Train a YOLOX model to detect home amenities from images.
Significance: Small model size, Fast training and inference time, High accuracy (from the model's paper)
Dminity is a final year university project supervised by Dr Azlin Ahmad.
OpenImageV6 with 30 labels for object detection task:
Toilet, Swimming_pool, Bed, Billiard_table, Sink, Fountain, Oven, Ceiling_fan,
Television, Microwave_oven, Gas_stove, Refrigerator,
Kitchen_&_dining_room_table, Washing_machine, Bathtub, Stairs, Fireplace,
Pillow, Mirror, Shower, Couch, Countertop, Coffeemaker, Dishwasher, Sofa_bed,
Tree_house, Towel, Porch, Wine_rack, Jacuzzi
-
Start small: We start with the end-to-end process with only 1 label first (Bathtub).
- Download OpenImageV6 for class Bathtub (use this notebook)
- Upload to Roboflow (TODO: YOLOX requires what image size?)
- Export as link
- Use the Roboflow YOLOX training notebook to train the model
- Download the model and do inferences
- Setup either Weight & Biases or Tensorboard (edit the original YOLOX training notebook)

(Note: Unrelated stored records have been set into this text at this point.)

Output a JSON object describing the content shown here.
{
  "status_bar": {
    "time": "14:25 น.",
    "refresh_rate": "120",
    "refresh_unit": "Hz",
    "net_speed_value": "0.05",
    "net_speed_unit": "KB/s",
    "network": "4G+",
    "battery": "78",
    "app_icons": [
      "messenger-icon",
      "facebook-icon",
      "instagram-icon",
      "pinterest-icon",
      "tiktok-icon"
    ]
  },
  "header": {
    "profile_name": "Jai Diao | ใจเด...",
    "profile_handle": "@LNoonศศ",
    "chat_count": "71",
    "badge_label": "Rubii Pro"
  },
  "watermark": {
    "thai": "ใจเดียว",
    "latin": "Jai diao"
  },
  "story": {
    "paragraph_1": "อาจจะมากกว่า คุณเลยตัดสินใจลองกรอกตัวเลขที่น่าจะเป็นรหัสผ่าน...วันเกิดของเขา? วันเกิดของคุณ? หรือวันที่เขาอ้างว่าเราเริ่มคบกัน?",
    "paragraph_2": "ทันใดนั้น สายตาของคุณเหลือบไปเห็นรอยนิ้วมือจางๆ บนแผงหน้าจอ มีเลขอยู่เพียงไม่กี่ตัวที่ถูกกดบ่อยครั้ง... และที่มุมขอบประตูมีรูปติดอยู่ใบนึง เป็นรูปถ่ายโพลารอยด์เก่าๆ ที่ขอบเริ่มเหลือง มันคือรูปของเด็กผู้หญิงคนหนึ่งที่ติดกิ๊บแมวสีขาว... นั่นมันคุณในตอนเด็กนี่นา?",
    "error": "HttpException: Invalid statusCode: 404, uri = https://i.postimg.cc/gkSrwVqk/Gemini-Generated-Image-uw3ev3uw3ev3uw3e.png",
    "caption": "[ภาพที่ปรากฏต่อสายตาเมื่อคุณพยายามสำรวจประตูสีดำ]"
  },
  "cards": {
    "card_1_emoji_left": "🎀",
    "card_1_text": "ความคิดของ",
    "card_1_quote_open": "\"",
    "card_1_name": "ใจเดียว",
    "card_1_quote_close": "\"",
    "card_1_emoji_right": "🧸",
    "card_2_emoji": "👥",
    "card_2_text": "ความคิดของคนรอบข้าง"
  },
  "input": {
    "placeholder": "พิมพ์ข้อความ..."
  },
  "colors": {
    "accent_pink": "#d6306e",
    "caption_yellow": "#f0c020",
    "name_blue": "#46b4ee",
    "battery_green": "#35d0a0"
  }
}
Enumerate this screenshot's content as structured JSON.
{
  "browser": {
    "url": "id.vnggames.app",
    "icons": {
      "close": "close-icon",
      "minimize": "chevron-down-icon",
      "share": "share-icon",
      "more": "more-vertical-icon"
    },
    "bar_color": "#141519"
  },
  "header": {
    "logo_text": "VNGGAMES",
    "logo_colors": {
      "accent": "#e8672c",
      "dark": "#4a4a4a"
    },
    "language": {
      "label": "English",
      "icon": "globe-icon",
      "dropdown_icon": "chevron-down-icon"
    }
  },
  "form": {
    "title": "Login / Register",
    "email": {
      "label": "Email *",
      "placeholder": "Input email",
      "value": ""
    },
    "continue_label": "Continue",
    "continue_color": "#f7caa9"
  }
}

- Setup experiment environment with 3 variants of the YOLOX model (yolo-s, yolo-m, yolox)
-
Experiment with 3 yolox size variants with 200 images of all 30 classes (for 30 epochs)
- Record the experiment result and make conclusion based on each variant's pros and cons
-
Train selected variant for 300 epochs on base dataset
-
Train selected variant for 300 epochs on dataset after applying bag-of-freebies (from Yolov4 whitepaper)
-
Create a demo application (https://huggingface.co/spaces/Dolpheyn/dminity)
2021-08-29: Environment setup
Created a notebook Download Custom OpenImage Dataset and Upload to Google Drive.
Uploaded custom dataset with 1 class -- Bathtub -- to roboflow.
The notebook for training YOLOX with roboflow requires Pascal VOC export format.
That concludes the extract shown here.